I’m sure someone has said this better elsewhere, but it sounds like that just means miners aren’t using entirely random nonces in their search–the same thing as in the difficulty-less-than-1,000 blocks, but in a subtler way. Maybe some miner’s code/chips just don’t scan all nonces. Maybe in some miner’s cluster, they use a node ID in some bits of the nonce to partition nonce space, and some sections of nonce space are effectively left aside for future capacity they might add. Maybe the miner tries every possible nonce eventually, but there’s an ordering thing where they’ll tend to try some parts of nonce space last, the ones corresponding to the nonces you less often see in blocks. I don’t know a ton about the block format, but if you can break out which blocks were generated by specific software or mining companies, you might be able to spot whose blocks have the strongest bias.
If there were a SHA256 bias that strong (a couple bits set 55% of the time instead of expected 50!) and that simple (basically linear, and shows up even without a sophisticated search for linear characteristics), and visible through 2xSHA256’s 128 rounds not just SHA256’s 64, then SHA256 itself should have profound biases you’d expect to show up when cryptographers search for linear characteristics.
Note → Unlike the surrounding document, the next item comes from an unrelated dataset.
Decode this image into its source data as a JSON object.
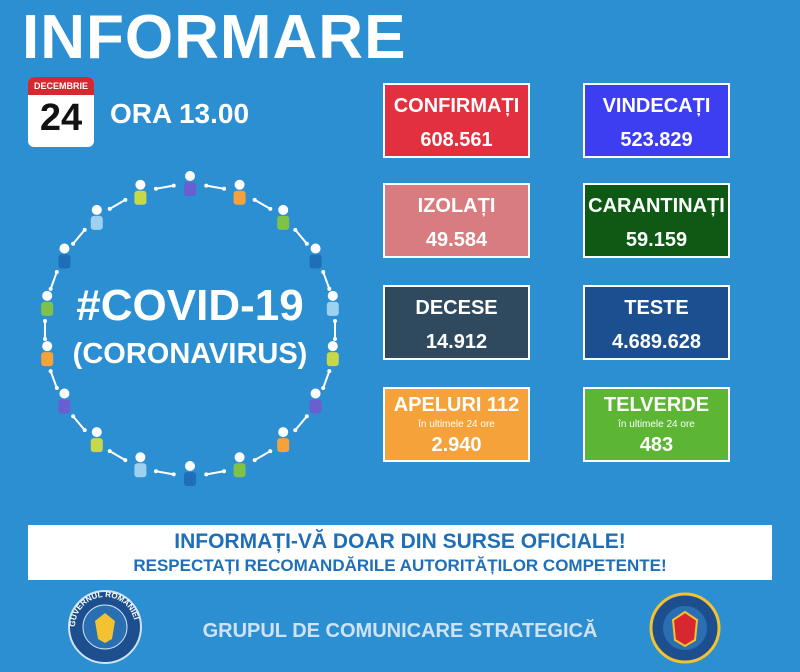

And to test this directly, you wouldn’t need 2^80 effort – find a few blocks at difficulty >1000 searching through nonces randomly, and you should be able to see the 55%-versus-50% difference with much less effort than the Bitcoin miners have expended. Dunno whether that would be near try-this-at-home levels, but it would be a lot less than 2^80.
I can see how if it all looks like a black box to you a problem in SHA256 would be an enticing theory, but the least surprising explanation by far is that it’s an artifact of miners searching nonrandomly, not of the hash being nonrandom in such a strong way.
Thanks a lot for the explanations.
I don’t have any feeling for the inner workings of cryptographic hash functions, only for reductions. I assumed Bitcoin does enough abuse in the way it applies hashing for a mild bias in this case not to contradict any well-studied properties of SHA256, I was wrong.
I was obviously wrong to put a summary only slightly less enthusiastic than the title instead of much less enthusiastic.
I didn’t believe that they found anything that would be an actual problem with SHA256 as a hash, but could we please have something non-catastrophic but noticeable (5% bias in Bitcoin mining would be nice, but not this time) to make people stop using random primitives as if they were perfect random oracles? I guess not this time. Sigh.